Man in focus: Nitish Kumar, the soft-spoken hard hitter
After a setback in the 2014 Lok Sabha polls, Nitish Kumar persevered on ideology to put up a brave fight against the BJP, emerging victorious after mending fences with friend-turned-foe Lalu Prasad.Updated: Nov 20, 2015 08:46 IST
(This story was first published on November 9, a day after the Grand Alliance registered a massive victory in the Bihar assembly elections.)
He won’t hurry, not even on the day his alliance has pulled off a magnificent victory. When Nitish Kumar did show up for the media in Patna on Sunday, knowing that alliance partner Lalu Prasad had already hogged the limelight throughout the day, his face betrayed no excitement. It was only when the media requested a photo-op that he got up. The first smile came when he hugged Lalu.
Nitish is all about understatement—never flamboyant, never opinionated. “It’s just not in his nature,” his close aide Chanchal Kumar said once. He never speaks without thinking, and does not add to what he does not know.
He listened as the mercurial Narendra Modi, the pushy Amit Shah and other effervescent Bollywood figures scooted in to rail about him and scoot. The 64-year-old engineer let Lalu Prasad defend him with raw wit and repartee, while diligently strengthening his own credentials as the man who would be chief minister.
He listened in to the silent majority in the countryside and in his carefully measured counters to Modi, he would ‘hit’ back, but always tempered and within himself.
Cool workaholic Nitish Kumar is the son of an Ayurvedic physician, and has had his hand firmly on Bihar’s pulse. His roadmap for the Bihar campaign would be ready before anybody else’s, and it was.
Yet, Kumar is known to be a man of strong likes and dislikes. His present partner in power, Lalu Prasad, once described him as having ‘aant mein daant’ (teeth in his belly). Nitish is unlikely to forget. The association with Lalu was his weak chink, but Nitish had his answer ready: Lalu had been with the BJP too, and in any case he is a socialist.

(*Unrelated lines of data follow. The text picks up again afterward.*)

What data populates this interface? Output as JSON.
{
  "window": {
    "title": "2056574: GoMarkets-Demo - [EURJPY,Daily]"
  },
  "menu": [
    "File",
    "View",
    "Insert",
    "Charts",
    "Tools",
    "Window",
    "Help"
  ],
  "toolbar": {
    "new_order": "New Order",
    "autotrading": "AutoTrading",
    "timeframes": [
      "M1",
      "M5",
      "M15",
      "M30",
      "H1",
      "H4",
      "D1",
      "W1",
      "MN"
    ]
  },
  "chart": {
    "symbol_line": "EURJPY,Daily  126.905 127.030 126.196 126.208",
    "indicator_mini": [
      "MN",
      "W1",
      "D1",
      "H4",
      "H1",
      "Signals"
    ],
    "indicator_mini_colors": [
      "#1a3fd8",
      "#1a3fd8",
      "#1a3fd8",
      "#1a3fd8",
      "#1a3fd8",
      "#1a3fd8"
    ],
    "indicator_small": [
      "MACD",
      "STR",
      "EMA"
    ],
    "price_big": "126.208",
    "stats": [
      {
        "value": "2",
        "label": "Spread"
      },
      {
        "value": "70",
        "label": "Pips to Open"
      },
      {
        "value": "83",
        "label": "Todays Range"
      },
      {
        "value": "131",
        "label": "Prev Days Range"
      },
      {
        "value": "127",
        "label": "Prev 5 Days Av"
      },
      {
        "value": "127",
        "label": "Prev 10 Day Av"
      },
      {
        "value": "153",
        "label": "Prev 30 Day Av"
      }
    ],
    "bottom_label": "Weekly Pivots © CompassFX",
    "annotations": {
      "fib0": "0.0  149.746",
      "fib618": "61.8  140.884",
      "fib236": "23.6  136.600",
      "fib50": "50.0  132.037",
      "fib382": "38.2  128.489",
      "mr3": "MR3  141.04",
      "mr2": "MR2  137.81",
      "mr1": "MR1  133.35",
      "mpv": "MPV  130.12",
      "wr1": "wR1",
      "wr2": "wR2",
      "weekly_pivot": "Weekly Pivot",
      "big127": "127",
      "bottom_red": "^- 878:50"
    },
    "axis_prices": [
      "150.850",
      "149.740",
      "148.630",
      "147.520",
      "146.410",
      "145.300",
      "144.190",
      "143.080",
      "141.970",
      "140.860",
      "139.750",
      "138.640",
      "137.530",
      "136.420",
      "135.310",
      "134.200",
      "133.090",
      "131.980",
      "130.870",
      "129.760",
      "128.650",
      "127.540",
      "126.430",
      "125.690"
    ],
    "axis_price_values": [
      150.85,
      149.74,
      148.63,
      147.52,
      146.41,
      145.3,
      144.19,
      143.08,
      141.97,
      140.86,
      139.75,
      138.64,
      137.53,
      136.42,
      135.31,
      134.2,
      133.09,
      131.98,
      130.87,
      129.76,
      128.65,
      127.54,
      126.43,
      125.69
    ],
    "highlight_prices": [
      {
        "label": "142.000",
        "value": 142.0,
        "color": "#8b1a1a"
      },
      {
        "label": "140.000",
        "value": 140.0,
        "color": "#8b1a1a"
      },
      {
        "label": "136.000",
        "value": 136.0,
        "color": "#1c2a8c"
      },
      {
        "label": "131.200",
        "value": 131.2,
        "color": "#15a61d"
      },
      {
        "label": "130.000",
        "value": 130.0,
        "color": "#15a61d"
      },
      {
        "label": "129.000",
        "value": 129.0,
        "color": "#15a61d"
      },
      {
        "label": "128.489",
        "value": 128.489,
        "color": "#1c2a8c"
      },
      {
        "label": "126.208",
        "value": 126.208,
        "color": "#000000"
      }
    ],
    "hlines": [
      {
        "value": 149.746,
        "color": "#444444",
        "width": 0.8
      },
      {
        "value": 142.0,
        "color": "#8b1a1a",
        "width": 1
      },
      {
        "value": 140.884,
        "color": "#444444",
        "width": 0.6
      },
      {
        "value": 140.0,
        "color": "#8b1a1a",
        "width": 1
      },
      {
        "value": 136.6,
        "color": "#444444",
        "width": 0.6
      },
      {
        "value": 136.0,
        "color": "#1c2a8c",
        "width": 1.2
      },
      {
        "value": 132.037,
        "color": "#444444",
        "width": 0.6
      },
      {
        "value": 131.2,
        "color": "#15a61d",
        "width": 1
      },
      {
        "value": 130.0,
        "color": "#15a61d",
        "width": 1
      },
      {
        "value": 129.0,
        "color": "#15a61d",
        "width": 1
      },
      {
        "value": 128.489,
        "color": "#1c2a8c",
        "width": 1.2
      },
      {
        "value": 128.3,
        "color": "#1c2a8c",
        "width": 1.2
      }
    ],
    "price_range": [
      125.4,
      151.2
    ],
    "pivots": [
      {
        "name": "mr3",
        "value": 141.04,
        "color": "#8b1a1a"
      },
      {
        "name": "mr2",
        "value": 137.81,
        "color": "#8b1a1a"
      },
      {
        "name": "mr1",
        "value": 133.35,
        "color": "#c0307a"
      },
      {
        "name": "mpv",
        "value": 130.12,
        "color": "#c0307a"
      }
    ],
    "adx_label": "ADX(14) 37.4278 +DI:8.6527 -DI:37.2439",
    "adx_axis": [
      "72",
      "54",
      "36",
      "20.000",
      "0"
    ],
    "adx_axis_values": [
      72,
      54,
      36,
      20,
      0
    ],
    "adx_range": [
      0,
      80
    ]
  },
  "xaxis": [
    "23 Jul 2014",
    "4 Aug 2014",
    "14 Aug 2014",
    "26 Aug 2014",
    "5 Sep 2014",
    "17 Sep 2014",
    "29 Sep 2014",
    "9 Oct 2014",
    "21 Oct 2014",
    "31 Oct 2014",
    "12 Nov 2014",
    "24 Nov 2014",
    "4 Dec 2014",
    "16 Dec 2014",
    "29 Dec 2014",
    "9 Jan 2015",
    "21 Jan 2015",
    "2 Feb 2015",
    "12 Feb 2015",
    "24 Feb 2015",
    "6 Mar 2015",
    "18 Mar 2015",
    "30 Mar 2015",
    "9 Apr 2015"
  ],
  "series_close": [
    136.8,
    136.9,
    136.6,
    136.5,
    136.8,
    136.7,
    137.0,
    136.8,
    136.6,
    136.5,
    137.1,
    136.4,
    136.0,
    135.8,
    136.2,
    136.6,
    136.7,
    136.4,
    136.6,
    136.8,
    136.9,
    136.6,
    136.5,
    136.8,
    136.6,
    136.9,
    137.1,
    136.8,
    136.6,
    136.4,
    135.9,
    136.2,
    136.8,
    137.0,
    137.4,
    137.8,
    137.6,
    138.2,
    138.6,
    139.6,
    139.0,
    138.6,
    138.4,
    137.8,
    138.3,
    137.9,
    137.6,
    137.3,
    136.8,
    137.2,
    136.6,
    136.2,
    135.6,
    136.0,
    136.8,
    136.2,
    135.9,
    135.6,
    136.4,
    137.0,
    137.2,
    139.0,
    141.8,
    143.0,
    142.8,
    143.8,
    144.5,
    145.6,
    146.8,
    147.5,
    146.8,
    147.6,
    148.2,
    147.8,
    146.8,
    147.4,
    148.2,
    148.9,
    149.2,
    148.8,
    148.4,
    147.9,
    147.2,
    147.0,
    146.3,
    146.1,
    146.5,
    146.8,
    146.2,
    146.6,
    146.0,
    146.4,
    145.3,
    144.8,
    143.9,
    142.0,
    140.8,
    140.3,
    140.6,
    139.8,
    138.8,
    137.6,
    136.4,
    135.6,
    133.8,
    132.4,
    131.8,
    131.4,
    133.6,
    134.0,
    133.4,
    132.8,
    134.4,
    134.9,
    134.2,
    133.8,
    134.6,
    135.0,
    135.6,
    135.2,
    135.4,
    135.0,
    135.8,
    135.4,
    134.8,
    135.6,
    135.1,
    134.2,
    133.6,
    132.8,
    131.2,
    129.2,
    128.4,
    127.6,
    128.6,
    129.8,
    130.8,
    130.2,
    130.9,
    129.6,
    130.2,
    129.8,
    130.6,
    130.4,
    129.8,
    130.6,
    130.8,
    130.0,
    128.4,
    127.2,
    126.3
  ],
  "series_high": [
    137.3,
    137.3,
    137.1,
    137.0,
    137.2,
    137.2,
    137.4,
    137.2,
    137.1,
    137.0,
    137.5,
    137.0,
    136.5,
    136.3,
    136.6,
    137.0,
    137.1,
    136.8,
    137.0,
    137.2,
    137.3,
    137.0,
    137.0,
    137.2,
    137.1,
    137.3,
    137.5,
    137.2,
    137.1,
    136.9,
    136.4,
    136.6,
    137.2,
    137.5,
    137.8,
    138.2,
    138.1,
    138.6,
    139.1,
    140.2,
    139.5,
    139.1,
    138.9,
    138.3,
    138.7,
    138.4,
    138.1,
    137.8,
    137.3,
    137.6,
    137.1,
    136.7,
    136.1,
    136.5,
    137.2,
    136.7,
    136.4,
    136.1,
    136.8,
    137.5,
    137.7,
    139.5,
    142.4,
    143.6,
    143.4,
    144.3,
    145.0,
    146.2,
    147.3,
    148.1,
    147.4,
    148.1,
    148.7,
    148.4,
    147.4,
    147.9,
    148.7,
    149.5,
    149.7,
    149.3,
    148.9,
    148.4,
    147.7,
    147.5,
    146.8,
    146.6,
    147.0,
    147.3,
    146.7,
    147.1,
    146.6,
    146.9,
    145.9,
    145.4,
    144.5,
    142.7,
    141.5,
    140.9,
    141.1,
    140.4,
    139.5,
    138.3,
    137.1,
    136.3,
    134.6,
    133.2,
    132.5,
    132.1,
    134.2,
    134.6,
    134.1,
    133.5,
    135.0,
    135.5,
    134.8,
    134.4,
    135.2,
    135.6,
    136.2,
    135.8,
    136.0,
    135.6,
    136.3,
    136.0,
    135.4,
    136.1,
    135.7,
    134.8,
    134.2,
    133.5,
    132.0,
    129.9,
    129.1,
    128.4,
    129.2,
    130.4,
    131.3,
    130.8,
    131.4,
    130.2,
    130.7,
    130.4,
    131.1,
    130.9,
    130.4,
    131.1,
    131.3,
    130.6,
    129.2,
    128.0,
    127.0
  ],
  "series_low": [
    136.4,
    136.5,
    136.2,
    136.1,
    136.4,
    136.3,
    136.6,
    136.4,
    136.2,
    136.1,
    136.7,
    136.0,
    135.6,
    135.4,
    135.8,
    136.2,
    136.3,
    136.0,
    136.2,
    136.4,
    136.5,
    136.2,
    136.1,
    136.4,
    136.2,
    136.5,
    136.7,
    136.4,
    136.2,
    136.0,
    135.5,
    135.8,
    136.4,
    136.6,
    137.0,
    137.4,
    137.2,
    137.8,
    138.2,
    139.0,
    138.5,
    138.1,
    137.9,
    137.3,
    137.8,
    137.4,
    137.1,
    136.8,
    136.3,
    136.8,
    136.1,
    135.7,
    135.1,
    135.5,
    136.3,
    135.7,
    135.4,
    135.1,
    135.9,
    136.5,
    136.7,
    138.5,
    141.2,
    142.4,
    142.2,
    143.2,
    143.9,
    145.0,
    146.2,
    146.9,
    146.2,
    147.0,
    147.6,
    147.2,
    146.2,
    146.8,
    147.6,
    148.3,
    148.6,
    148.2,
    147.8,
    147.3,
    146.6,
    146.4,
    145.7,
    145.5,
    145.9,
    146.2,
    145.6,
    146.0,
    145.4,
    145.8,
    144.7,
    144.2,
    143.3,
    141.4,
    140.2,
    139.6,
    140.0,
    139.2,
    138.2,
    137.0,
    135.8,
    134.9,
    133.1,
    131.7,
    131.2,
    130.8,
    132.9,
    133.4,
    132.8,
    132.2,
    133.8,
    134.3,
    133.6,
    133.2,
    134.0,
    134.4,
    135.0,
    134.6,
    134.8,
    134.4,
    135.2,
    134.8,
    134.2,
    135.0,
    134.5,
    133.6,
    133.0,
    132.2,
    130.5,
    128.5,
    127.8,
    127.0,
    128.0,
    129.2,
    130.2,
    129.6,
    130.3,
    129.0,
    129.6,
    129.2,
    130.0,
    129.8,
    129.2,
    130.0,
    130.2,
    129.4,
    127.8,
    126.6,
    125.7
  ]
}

A teetotaler who loves masala dosas, Nitish has even won grudging praise from BJP leader Sushil Modi, who acknowledges him as a visionary who changed Bihar. Sushil Modi is but one example; even Nitish’s most strident critics sometimes say good things about him.
Kumar may be in for a test sooner than he thinks, with Lalu looming large over the winning alliance. Yet, as his one-time closest aide Shivanand Tiwary has said: “He is made of steel. He will have his own template of governance, on which he cannot compromise.”
Persuasive, sometimes adamant, Nitish is not a man to have as an enemy. Yet, the man is a tactician who like a chess wizard senses every move of his opponent. And Prime Minister Modi and BJP president Amit Shah have just learnt that.